Search code examples
postgresqlindexingsimilarityn-gram

Find nearest sparse vectors, what kind of index or DB to use?


I'd like to detect similar text documents.

There's a function that takes text as an input and produces vector as an output.

text => vector

The produced vector is sparse. Its dimension is huge (can't say for sure but probably will be about 10_000), but almost all of its elements are nulls. Only about 10-20 of its elements are not null.

vector = [0, 0, 0..., v1, 0...., v2, 0.... ]

So it makes sense to represent this sparse vector as a map instead of array.

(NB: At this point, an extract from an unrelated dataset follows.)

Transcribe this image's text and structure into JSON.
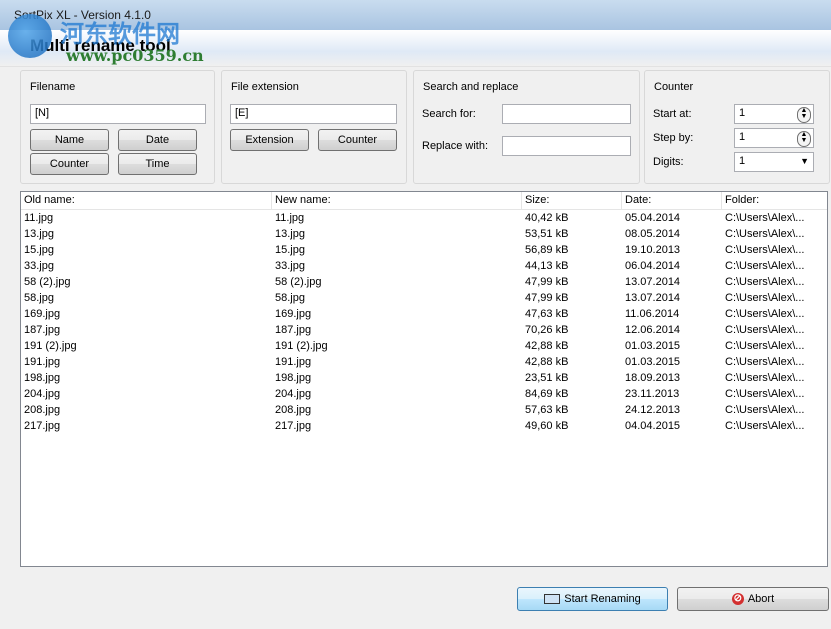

vector = { i1: v1, i2: v2 }

What kind of index can I use to efficiently find N vectors closest to the given { i1: v1, i2: v2 } vector? The distance metric could be euclidean or cosine or other.

There are millions of documents. What kind of DB could be used to do such kind of search? PostgreSQL? Redis?


Solution

  • After meditating on Machine Learning stuff here's the answer:

    There's no ready to use DB or Index that can handle high dimensional spaces. There's tools like https://github.com/spotify/annoy but they only can handle dimensions < 1000

    Theoretically it's possible to handle high dimensional spaces using tricks like partitioning, but it's very case specific, no universal solution.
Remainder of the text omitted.